Ayer, después de casi treinta mil palabras, después de seis meses de investigación, di por muerta una novela. No podría llamarse novela acaso, puesto que ni siquiera se había llegado a formar una trama, unos personajes, unas historias. Miento: sí los había: un anciano que contaba en primera persona su vida, una mujer misteriosa que lo acompañaba en la soledad, un padre furioso pero tierno.
Hoy miro el manuscrito y veo un animal muerto al borde de la calzada. Los capítulos revueltos, las palabras agotadas en sus límites. Lo imprimí tantas veces, lo contemplé en el ordenador, en el atril que a veces uso para reescribir y no lograba ver más allá. Contemplaba una voz finalmente apagada.
Podría ponerme cursi y hablar de la ausencia de flujo, de la inspiración: esa misteriosa fuerza mental, el maná de la creatividad de la que hablan los gurús y los horteras y que supone una suerte de éxtasis en el proceso de creación. Hay un psicólogo húngaro que se ha hecho rico con un concepto tan antiguo como cristiano: se llamaba dicha, antes del asalto posmoderno. Mihály Csíkszentmihályi se llama el profesor.

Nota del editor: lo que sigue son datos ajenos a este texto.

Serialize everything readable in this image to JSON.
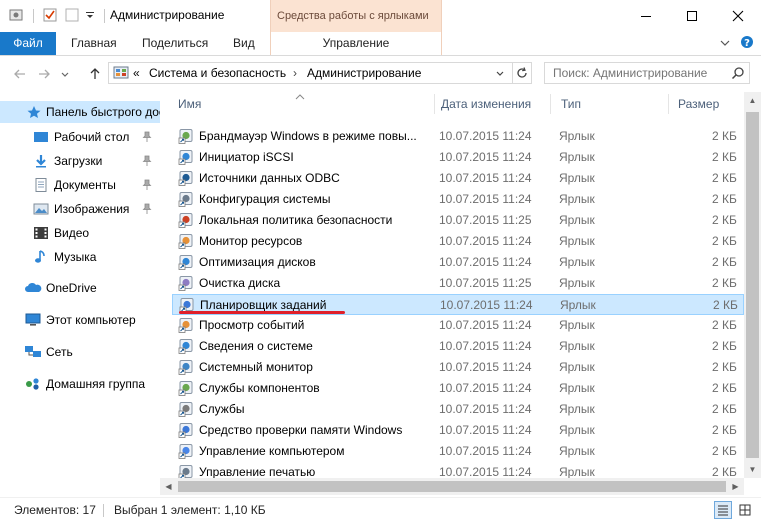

Pero venía a hablar de aquel libro que hubiera sido y ya no será. No será sedimento de otra novela, ni será un aprendizaje: ¿cuándo ha sido la muerte enseñanza de nada? ¿Cuándo ante la tumba de un amigo, de una abuela, de un padre ha extraído una sentencia que no fuera vulgar?
Son el luto por aquellos minutos muertos frente al ordenador, aquellas ilusiones derruidas también parte del proceso de escribir. Olvídense de los rechazos editoriales, de las envidias profesionales, de los desprecios de los lectores.
Al escritor lo hacen las palabras que abandona y que no volverá a visitar.